Super Sad Book Review

Disclaimer: I’m not an author, or a critic (although isn’t everyone?)

Gary Shteyngart’s ‘Super Sad True Love Story’ –

I read this one a while back, and I’m currently listening to more podcasts and audiobooks than I am reading physical books – when I get into bed and pick up my book, my brain says, “OK, sleepy time!” and switches off. Finding time to sit and read is tricky.

Read the NYtimes article linked to above for a background to the book. Here are my comments.

I felt a bit stuck in the middle. Despite being 39, approximately the age of male protagonist, I felt like he was much older. Perhaps I don’t fit the uber-literate NYC Old-World-Intellectual type. I do own a corduroy jacket, and when the elbows give out, I will be getting elbow patches, so there’s that. Funnily enough, the jacket is from Uniqlo. Funny, because…

His female counterpart is a young Korean-American, with the classical shame-driven and achievement/marriage obsessed parents (“why you no call? why you no study?”). Her obsession is consumerism, and the shopping channels she constantly browses on her cellphone. In fact, everyone her age has an obsession with the consumer culture created around them (by the previous generation, who now look on in horror as they are superceded).

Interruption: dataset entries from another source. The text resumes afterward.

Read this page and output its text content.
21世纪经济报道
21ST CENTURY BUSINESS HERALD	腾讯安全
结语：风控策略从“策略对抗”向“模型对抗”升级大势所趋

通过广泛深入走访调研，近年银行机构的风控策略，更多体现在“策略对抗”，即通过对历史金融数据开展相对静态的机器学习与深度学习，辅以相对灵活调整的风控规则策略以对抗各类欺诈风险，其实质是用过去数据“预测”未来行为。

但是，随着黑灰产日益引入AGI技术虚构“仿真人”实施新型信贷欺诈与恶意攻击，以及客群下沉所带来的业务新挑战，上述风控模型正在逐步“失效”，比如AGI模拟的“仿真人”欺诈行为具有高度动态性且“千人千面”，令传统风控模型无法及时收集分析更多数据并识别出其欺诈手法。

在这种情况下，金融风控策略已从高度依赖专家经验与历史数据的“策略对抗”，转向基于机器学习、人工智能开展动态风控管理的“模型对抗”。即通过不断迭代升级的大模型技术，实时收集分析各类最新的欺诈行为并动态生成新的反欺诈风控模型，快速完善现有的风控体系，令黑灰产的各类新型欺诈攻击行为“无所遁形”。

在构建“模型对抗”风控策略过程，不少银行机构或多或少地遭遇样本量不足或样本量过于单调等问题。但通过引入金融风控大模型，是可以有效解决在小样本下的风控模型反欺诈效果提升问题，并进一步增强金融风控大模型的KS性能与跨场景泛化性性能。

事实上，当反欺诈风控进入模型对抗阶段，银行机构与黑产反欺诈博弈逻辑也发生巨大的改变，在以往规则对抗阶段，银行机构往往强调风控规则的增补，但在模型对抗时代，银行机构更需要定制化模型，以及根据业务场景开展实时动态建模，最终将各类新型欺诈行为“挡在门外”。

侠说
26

A couple of word devices the author uses really irritated me. The first is the invention of the word “äppärät”, referring to the ubiquitous smartphones that everyone carries (at least anyone “in the know”). It’s a clumsy term, and a very unlikely one. In my experience, people don’t come up with something like that when describing something everyone has or does. People usually tend to abbreviate, saying, “Call me on my cell“, “Text me”, “I’ve got this great picture I took with my phone“. In the UK people say “my mobile”. In Germany they say “mein Handy”. I’ve read science fiction where everyone carries a “pad” or a “terminal”. There’s no need to be so florid (or unpronounceable), and it has the air of either desperation or a kind of me-too appropriation of established SF tropes. “Real” literature often does this, I find. They dip into the SF/Fantasy idea pool, pluck something juicy out, and get plaudits for being so inventive. This paragraph is a bit accusatory, and I don’t mean it to be – I’ve just noticed this. A “literary” author writes a genre book – SF or fantasy for example. Genre fans think it’s a weak example of the genre, but literary fans think it’s too out there. Does this happen a lot?

The other irritating wordplay is the InterCapping or CamelCase of all the corporation names, and how they’re amusing and unlikely, such as LandO’LakesGMFordCredit, ConAgraWholeFoodsLockheedMartin, WeylandYutani or whatever. That said, it’s not as bad as the cyberpunk overdrive of Jon Courtenay Grimwood, where everyone is on speed and smells of blood, nanobots and gunpowder, and carries a SmiWess sentient revolver (I made that up).

With the Occupy Wall Street protests going on now, it’s interesting to think of the parallels with this book. Some characters in the book are involved in helping encampments of people in Central Park, made homeless by the US dollar falling to the yuan. These are broken up using “semi-lethal” force, and it’s hard to watch the same thing happening now in the city where I live.

Good book, but I think I fall through a couple of gaps – the age/generation gap, and the genre/literary gap.